The companies order also restrained Ivy and Alldey from making any move to remove Michael as a director of any of the companies or from attempting to reclaim money from him by way of a statuary demand on behalf of Bewdley Caravan Sales Ltd.

Lawyers for Michael told the court that before the court orders were issued his parents had made ‘efforts to make him bankrupt’.

Penal notices were attached to both orders, meaning Ivy and Alldey could face jail if they are proved to have breached them.

The parents are now bringing appeals against both the orders, claiming they have been unfairly ‘ousted’ and are being ‘wrongfully kept out of control’ of the businesses, which ‘represent their life work.’

Michael Loveridge is a director of several of the family companies which are worth millions and are involved in a bitter court battle. The caravan empire is based in Bewdley, Worcestershire

Michael Loveridge is a director of several of the family companies which are worth millions and are involved in a bitter court battle.
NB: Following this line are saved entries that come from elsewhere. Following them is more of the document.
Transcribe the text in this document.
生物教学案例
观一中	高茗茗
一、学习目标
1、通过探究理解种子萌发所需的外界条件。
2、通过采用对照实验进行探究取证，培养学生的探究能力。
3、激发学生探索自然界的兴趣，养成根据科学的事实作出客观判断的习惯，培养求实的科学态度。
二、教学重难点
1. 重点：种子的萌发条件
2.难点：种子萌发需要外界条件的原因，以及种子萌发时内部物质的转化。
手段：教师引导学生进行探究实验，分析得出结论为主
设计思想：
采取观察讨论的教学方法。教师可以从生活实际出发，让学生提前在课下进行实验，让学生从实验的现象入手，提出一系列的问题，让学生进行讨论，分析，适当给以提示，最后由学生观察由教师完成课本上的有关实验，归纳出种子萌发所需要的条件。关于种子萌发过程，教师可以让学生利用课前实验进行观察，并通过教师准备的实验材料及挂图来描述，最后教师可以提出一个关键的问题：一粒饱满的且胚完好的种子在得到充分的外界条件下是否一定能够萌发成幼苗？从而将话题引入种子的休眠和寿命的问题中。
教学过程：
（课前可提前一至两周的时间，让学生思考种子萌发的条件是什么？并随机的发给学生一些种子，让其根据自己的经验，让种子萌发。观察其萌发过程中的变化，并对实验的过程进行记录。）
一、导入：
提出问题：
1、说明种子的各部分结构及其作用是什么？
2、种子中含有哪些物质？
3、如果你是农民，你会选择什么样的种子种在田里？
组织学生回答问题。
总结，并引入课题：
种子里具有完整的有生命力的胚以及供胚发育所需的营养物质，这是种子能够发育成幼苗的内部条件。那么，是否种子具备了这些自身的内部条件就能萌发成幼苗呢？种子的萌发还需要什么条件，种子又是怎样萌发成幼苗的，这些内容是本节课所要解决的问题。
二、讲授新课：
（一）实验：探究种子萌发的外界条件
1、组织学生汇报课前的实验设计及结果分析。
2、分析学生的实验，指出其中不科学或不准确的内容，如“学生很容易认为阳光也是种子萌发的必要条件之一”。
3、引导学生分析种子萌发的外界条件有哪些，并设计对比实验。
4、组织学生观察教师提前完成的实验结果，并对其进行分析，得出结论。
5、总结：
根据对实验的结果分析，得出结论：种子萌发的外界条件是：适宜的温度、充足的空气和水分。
The caravan empire is based in Bewdley, Worcestershire

But Michael’s lawyer Brian Averill told the Appeal Court in a preliminary hearing that Michael says he has ‘legitimate expectations for sole management’ of the family caravan empire.

He claims his work has set up not only his parents but his siblings for life and that only ‘filial loyalty’ led to him allowing his parents to keep on being directors of the companies over the decades.

He also told Lady Justice Carr that relations between parents and son have got so bad that Michael is now bringing ‘an application to have his 75-year-old mother sent to prison’ for contempt of court for allegedly breaching the order he obtained in partnership proceedings.

Family Caravan Empire 

Court orders issued in April and May handed Michael control of the everyday running of the partnership and these companies:

  • Kingsford Caravan Park Ltd
  • Breton Park Residential Homes Ltd
  • Quatford Park Homes Ltd
  • Bewdley Caravan Sales Ltd 
  • Riverside Caravan Park (Stourport) Ltd

‘Michael, with tremendous misgiving and great upset, is applying to commit his mother to prison, but he doesn’t know what else to do,’ he told the court.  

‘From beginning when Ivy and Alldey had a modest caravan park, Michael built up a caravan sales business, and then…coordinated and took over the expansion of the caravan parks, buying and financing parks, and developing them into the valuable business it now is.

‘Michael did all the important work required since a young age commencing in about 1990, particularly for the last 20 years, to the exclusion of his parents save that Ivy kept the cheque books.’ 

Lance Ashworth QC, for the parents, denied those claims, telling the judge: ‘It is important to emphasise that contrary to the assertions, there is no proven or admitted ‘history of extremely troublesome behaviour from the individual respondents to this petition, merely assertions of incidents, where who the alleged culprit was is a matter of dispute.

‘Nor is there any evidence whatever that Ivy or Alldey have been involved in any wrongdoing since the company injunction was granted.’

‘Michael seeks to increase the pressure any way he can,’ he added.

He told the judge the parents are ‘wrongly being kept out of control’ of their businesses, adding that the order made in relation to the companies ‘is of draconian effect’.

‘Any litigation causes stress. Interim injunctions that have the effect of ousting people from control of businesses they have built up over a lifetime even more so,’ he said.

Making a ruling that the hearing of Ivy and Alldey’s appeals against the orders should be ‘expedited’ – heard as quickly as possible – Lady Justice Carr commented: ‘This is an increasingly bitter family dispute,’ adding that the case is ‘hotly contested’ on both sides.

The case will return now for a full hearing later this year.